The two tubs of vanilla-flavoured ice-cream on a fridge rack, seen in one of the scenes of the film, scream to be recognised. Ah, yes, vanilla is the essence of this crime thriller. Set in the underbelly of the city, ‘Gunpowder Milkshake’ is the tale of Samantha a.k.a. Sam (Karen Gillan), an assassin who follows in her mother’s footsteps by working for a notorious crime agency called ‘The Firm’.
Like her mother Scarlet (Lena Headey), who vanished 15 years ago, Sam is an ace assassin “with quite a reputation”. At the agency, she reports to, and is protected by, her mother’s friend Nathan (Paul Giamatti).
While executing an assignment, Sam erroneously kills the son of Jim McAlester (Ralph Ineson), a rival kingpin. This puts The Firm in a tight spot and the “Bosses” want to get rid of her. But, in order to save Sam and pacify his bosses, Nathan sends Sam on another assignment – to recover The Firm’s stolen money.
When Sam reaches the venue and gets into a scuffle, she accidently shoots the thief, who reveals to her that he stole the money because his daughter Emily (Chloe Coleman) had been kidnapped. This revelation causes a change of heart in Sam, who goes all out to rescue the kid. Vowing to keep Emily alive, Sam goes rogue.
Meanwhile, McAlester and his boys are closing in on Sam and Emily when Scarlet resurfaces in Sam’s life. Along with her three friends – Anna May (Angela Bassett), Florence (Michelle Yeoh) and Madeline (Carla Gugino), who run “The Library”, a front for an armoury – Scarlet comes to Sam’s rescue.
Despite a cold-blooded killer trope that hangs over the narrative, the film focuses on the emotional mother-daughter bond between Sam and Scarlet, and the sisterhood between Scarlet and her friends. There is also Sam’s redemptive arc – from being a ‘cold-blooded killer’ to a ‘cold-blooded killer with a conscience’ – that takes centrestage once Emily comes into Sam’s life.
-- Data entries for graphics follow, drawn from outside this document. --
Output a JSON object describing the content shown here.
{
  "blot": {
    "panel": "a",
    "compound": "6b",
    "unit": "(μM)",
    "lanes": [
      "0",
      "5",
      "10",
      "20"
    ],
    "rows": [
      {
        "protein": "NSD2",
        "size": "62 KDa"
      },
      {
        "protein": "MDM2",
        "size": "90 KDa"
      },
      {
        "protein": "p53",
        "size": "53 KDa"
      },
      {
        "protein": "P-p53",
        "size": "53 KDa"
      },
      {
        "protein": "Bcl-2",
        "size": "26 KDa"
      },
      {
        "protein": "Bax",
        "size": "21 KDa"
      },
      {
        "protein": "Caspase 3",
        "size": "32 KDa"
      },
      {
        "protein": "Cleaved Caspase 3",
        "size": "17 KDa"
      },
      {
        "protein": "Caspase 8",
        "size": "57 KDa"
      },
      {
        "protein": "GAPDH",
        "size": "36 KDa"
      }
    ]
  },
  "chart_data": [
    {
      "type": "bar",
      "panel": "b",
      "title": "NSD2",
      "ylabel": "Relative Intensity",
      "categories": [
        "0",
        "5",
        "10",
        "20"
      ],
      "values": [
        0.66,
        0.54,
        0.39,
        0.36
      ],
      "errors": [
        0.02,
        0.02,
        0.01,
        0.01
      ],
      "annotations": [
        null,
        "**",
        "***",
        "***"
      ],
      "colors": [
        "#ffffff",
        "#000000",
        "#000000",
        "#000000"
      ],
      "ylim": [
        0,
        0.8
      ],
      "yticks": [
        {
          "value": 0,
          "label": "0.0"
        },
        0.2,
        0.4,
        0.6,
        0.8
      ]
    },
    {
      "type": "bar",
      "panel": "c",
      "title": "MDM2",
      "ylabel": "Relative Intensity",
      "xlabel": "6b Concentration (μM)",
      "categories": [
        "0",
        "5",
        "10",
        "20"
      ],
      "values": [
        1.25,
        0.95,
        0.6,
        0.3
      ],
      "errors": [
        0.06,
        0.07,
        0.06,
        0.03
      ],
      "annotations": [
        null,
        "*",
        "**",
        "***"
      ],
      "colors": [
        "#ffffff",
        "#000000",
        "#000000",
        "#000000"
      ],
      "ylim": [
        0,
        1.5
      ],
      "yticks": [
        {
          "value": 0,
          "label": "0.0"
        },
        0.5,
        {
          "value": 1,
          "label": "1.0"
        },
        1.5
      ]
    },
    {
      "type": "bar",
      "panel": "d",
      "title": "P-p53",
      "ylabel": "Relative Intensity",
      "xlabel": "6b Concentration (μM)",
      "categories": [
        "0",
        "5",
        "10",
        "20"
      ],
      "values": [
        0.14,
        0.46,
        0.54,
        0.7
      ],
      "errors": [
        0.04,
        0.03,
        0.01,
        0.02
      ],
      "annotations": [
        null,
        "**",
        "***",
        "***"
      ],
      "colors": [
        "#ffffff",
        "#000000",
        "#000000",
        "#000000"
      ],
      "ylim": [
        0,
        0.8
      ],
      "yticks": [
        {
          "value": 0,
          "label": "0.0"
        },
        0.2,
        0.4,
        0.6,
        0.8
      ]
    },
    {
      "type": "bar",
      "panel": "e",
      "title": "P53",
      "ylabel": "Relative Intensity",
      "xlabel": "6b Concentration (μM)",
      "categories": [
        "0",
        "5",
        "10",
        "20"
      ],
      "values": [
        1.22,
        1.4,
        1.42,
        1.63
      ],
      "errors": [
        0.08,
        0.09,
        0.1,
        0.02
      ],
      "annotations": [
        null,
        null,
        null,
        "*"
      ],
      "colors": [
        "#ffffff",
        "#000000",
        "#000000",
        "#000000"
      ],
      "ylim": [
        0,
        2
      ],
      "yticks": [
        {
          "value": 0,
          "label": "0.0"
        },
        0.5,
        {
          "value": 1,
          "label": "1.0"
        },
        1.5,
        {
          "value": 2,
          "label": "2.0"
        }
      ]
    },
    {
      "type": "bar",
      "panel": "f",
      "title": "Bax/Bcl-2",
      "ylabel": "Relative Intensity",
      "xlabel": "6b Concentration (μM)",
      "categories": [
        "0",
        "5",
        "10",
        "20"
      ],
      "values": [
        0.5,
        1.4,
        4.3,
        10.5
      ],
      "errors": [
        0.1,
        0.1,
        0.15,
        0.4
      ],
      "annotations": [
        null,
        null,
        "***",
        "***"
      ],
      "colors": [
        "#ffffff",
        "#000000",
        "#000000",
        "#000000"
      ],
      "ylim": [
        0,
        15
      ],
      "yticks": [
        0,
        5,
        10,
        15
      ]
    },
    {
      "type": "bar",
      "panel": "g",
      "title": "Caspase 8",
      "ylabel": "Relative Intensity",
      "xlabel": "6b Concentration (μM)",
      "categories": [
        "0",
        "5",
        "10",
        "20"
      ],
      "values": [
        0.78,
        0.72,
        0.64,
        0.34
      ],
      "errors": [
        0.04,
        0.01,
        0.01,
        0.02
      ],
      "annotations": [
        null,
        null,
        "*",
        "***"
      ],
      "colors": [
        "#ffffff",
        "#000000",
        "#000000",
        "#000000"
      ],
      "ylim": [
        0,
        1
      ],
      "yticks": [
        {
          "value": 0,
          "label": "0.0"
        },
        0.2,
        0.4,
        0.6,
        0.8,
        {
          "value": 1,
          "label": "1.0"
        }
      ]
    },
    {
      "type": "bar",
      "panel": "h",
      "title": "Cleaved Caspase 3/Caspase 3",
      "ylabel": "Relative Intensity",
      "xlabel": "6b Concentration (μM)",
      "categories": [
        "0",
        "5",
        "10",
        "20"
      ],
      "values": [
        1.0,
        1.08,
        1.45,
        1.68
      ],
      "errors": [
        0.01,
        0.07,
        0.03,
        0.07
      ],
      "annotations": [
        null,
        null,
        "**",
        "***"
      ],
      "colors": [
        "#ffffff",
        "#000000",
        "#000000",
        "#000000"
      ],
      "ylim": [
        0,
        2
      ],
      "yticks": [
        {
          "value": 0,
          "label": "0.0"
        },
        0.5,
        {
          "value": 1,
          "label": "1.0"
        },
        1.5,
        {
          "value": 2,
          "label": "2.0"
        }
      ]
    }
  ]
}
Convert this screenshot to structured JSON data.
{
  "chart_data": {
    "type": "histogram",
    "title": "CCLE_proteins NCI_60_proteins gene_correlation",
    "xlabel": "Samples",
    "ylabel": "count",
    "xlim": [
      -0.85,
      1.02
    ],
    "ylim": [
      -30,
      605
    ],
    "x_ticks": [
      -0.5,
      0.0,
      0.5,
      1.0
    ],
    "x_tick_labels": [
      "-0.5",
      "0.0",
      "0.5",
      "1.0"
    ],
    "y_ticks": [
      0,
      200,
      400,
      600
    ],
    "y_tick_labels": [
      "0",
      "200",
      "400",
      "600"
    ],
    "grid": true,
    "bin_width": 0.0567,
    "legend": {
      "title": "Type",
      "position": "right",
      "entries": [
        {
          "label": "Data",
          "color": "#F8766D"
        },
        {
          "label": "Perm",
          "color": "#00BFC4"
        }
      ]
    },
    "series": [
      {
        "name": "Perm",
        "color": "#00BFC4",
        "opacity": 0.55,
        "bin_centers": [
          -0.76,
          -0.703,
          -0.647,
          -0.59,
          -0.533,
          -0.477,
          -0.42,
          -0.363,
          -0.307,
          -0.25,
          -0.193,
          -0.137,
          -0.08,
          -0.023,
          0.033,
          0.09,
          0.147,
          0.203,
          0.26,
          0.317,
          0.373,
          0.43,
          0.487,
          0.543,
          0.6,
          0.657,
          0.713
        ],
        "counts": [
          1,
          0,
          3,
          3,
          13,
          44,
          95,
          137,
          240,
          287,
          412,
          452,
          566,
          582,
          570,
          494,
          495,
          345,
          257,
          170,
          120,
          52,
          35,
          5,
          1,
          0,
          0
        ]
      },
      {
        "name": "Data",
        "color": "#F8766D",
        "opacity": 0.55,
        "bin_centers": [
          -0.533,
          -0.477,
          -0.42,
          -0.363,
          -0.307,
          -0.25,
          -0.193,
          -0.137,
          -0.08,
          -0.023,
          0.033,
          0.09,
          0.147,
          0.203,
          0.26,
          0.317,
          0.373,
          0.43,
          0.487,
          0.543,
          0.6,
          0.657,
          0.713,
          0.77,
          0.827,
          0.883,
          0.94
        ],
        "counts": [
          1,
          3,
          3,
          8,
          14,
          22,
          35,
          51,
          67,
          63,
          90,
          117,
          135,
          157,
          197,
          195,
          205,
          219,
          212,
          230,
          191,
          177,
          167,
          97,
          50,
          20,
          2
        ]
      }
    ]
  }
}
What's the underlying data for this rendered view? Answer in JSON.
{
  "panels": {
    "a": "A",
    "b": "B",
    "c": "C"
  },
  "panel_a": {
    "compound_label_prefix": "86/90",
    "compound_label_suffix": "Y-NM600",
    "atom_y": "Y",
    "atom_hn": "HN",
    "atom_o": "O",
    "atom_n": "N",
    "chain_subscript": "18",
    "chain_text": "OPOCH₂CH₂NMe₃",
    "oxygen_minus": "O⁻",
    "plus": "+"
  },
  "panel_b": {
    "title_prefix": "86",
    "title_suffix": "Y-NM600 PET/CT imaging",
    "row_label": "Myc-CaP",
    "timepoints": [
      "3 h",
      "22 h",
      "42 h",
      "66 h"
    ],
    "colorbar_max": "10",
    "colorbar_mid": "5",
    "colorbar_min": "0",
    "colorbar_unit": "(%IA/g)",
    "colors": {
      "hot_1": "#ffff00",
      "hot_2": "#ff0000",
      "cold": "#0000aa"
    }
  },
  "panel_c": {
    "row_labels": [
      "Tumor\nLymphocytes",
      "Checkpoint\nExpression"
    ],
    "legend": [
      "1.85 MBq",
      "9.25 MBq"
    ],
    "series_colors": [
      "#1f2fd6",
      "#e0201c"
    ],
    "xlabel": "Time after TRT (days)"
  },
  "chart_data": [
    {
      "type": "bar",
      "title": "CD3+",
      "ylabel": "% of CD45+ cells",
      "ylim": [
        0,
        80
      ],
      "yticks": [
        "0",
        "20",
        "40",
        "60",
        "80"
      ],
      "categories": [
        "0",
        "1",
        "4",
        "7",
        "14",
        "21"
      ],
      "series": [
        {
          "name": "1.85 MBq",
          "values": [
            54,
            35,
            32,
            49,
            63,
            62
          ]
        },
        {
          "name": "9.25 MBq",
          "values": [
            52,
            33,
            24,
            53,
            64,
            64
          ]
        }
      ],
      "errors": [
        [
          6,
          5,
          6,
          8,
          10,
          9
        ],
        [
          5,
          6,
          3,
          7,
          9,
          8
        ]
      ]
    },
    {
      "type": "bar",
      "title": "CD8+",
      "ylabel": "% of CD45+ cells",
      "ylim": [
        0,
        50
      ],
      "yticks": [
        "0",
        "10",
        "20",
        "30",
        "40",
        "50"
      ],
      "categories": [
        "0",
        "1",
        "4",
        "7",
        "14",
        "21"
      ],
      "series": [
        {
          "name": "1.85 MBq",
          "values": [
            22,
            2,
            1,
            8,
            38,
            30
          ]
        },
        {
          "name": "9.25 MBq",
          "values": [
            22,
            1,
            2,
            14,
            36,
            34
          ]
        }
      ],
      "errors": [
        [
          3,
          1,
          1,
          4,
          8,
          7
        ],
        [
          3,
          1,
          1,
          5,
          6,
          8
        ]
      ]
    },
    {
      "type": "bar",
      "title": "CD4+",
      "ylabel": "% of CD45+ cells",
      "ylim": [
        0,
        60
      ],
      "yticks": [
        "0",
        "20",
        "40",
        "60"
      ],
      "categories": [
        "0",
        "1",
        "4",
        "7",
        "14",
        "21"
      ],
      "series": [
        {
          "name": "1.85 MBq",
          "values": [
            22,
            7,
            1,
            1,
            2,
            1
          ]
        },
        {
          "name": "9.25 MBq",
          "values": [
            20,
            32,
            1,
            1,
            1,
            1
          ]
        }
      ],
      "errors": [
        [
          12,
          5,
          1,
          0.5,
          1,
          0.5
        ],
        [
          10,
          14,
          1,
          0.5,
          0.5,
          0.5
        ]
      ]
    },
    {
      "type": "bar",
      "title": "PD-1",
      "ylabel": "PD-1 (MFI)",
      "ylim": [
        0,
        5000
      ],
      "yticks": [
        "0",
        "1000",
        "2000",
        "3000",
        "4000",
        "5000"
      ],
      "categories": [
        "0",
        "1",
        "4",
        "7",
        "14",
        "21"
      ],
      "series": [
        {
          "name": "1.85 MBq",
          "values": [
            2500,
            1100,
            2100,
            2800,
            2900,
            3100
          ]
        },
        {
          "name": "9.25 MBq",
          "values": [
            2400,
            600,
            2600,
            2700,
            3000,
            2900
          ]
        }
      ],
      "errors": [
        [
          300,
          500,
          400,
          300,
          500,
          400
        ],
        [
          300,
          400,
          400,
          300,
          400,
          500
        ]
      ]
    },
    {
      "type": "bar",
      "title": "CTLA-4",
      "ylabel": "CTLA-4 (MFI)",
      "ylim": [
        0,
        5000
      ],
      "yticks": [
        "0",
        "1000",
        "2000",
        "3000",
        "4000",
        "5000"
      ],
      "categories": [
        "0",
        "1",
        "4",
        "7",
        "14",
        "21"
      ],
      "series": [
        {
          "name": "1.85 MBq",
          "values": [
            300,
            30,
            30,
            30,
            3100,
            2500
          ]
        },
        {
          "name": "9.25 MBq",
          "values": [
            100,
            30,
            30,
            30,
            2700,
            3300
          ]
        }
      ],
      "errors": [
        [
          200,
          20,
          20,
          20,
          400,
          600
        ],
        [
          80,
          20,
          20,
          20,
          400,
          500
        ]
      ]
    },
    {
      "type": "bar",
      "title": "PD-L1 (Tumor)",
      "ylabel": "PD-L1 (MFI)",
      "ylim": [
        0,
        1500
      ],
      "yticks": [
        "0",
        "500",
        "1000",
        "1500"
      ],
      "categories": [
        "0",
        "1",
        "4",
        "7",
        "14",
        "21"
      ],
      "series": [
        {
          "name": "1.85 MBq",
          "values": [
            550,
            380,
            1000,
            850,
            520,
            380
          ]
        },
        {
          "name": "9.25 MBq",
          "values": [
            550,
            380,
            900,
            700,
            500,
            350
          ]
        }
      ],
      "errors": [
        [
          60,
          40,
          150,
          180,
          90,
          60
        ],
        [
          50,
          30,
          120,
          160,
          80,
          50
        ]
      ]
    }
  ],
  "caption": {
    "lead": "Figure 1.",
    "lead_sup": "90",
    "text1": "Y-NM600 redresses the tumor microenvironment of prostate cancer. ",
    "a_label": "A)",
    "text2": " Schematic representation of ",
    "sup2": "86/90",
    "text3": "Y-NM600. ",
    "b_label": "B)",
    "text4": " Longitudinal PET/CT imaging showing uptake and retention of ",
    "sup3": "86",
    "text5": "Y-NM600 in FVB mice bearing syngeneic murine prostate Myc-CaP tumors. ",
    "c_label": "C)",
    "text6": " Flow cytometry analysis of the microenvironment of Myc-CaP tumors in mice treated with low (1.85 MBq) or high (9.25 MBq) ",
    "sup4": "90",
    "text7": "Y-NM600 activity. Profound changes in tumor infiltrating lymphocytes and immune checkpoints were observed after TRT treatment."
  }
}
Layered with heavy metallic music, the film is stylishly mounted with seamlessly choreographed blood-spattering action sequences set in a variety of backdrops, from a neon-lit bowling alley to a mall parking lot, to a dental clinic. It’s fun to watch women combat men and some of the brutal fighting shots are cleverly captured. While these occasional bursts of violence appear exciting, the end result is predictable with the enemies dropping down dead.
On the performance front, each of the actors is engaging and has her or his moments of dynamic, on-screen glory. They all appear to be shallow, tough, impatient, smug and fairly one-dimensional.
Overall, although the film is technically smart, the execution of most of the scenes appear to be overdone and previously seen, so much so, that you’ll try recalling them while watching the film. Few similar films that come to mind at once are the ‘John Wick’ series, ‘Kill Bill’ and Luc Besson’s ‘Leon: The Professional’.